Pour les familles basées à Monaco, les réformes proposées annoncent une approche plus structurée et davantage centrée sur les droits en matière de mesures de protection.

En pratique, cela devrait probablement :

  • accroître le formalisme procédural dans les procédures de protection conduites par le tribunal ;
  • renforcer le contrôle exercé sur les éléments médicaux ;
  • et souligner davantage l’importance de la documentation et de la gouvernance autour des clients vulnérables.

Ces évolutions sont particulièrement pertinentes dans les structures patrimoniales privées transfrontalières où la capacité, la représentation et le contrôle des actifs sont des considérations essentielles.

La planification successorale à Monaco devrait également prendre en compte la planification testamentaire monégasque ainsi que le recours au mandat de protection future monégasque (LPA) (en savoir plus sur le LPA ici : Monaco : les mandats de protection future introduits dans le droit monégasque).
 

Comment Rosemont Consulting peut assister

Dans cet environnement juridique en évolution, la coordination administrative et le suivi procédural deviennent essentiels pour garantir à la fois la conformité et l’efficacité.
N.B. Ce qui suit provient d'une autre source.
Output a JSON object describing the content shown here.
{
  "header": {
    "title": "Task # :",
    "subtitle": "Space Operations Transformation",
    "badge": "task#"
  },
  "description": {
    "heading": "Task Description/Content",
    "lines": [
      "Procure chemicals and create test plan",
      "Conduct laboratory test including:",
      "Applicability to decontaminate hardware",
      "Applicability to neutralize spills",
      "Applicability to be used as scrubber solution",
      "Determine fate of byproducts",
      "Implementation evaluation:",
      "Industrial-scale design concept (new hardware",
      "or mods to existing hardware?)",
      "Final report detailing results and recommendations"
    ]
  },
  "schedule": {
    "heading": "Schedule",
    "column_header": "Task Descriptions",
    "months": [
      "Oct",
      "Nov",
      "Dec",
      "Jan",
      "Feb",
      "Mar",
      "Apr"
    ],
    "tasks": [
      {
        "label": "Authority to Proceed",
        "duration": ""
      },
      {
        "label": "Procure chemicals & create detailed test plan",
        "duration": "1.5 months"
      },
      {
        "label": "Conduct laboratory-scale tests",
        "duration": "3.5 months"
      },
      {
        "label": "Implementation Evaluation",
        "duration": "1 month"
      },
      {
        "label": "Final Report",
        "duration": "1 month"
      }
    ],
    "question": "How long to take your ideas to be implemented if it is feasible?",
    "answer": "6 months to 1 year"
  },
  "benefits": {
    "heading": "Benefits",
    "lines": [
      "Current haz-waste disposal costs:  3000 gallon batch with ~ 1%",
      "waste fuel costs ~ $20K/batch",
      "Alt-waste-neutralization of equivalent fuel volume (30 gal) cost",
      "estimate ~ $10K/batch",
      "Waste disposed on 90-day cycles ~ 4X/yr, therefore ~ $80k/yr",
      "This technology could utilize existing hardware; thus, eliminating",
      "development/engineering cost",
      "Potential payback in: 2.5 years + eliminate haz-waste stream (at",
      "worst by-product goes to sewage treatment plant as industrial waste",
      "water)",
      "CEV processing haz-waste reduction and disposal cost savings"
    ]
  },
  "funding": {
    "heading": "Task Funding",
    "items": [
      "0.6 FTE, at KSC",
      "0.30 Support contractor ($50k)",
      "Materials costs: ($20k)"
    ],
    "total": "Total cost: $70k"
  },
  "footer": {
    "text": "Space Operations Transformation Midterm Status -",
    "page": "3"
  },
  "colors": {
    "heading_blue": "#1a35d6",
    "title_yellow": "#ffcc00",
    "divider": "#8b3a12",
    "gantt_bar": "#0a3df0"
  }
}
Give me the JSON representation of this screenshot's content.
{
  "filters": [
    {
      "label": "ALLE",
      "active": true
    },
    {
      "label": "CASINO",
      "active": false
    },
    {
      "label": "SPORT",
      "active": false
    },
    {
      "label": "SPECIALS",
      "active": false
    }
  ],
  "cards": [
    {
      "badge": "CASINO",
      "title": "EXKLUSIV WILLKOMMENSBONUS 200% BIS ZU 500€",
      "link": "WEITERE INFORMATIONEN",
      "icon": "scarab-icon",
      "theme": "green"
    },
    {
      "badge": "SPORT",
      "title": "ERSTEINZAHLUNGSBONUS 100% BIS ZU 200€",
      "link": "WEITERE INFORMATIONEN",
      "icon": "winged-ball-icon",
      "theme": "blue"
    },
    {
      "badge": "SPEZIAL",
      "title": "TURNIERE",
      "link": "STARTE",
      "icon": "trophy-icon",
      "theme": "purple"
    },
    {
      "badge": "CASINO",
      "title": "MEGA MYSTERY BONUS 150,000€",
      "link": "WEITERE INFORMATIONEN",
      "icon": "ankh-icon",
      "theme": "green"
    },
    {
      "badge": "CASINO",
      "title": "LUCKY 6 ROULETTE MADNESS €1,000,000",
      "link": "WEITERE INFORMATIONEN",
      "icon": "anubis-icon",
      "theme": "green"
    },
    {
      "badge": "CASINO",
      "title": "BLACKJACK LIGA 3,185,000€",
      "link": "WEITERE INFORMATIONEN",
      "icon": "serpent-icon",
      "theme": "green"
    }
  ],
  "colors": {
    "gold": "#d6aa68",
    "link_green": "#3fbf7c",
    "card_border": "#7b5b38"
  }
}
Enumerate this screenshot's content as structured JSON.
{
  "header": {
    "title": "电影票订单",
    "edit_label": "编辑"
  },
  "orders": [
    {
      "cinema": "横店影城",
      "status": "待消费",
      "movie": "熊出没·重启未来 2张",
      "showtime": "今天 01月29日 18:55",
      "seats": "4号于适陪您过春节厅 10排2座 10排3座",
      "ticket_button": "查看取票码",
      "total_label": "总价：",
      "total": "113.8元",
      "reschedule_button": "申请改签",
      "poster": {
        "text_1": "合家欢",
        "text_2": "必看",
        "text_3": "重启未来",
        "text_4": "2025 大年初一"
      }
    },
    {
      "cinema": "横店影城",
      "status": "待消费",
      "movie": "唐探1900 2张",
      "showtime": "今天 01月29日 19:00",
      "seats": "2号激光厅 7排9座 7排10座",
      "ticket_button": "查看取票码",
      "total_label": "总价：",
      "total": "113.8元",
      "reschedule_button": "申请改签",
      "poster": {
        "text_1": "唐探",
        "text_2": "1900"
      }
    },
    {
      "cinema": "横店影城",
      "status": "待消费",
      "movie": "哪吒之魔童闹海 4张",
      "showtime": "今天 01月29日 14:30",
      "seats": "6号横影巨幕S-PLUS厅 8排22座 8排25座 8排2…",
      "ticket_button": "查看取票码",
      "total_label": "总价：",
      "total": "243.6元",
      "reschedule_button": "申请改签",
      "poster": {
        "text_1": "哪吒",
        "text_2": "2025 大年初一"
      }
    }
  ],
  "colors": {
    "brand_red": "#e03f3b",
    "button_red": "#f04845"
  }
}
L’équipe de conseil de Rosemont Monaco peut assister les clients, les familles et les conseillers professionnels en :

  • Coordonnant les procédures judiciaires : en assurant la liaison avec les avocats à Monaco, les experts médicaux et le tribunal afin de garantir la convocation dans les délais, la bonne documentation du dossier et le respect des échéances procédurales.
  • Soutenant la documentation et la préparation des dossiers : en organisant les informations médicales, financières et personnelles requises pour les demandes ou les réexamens des mesures de protection.
  • Facilitant la communication : en agissant comme point de contact central entre les familles, les conseillers et les acteurs judiciaires, en particulier dans les situations transfrontalières.
  • Assurant le suivi des obligations continues : en aidant à la gestion des rapports, notifications et suivis administratifs une fois qu’un régime de protection est en place.
  • Intégrant ces mesures dans une structuration plus large : en veillant à ce que les mesures de protection soient correctement reflétées dans les structures sociétaires, fiduciaires ou de détention d’actifs, afin d’éviter toute perturbation opérationnelle.

Forte d’une vaste expérience dans l’environnement juridique et administratif monégasque, Rosemont offre une approche pratique et coordonnée pour gérer les situations sensibles impliquant des personnes vulnérables et leurs biens.
 

Une étape vers un régime de protection plus équilibré

Dans l’ensemble, la proposition représente une évolution significative de l’approche monégasque en matière de protection des majeurs. Elle cherche à établir un équilibre plus clair entre la protection des personnes vulnérables et la préservation de leur autonomie et de leur dignité. Nous attendons le suivi législatif en temps voulu afin de déterminer si cette proposition sera transformée en loi.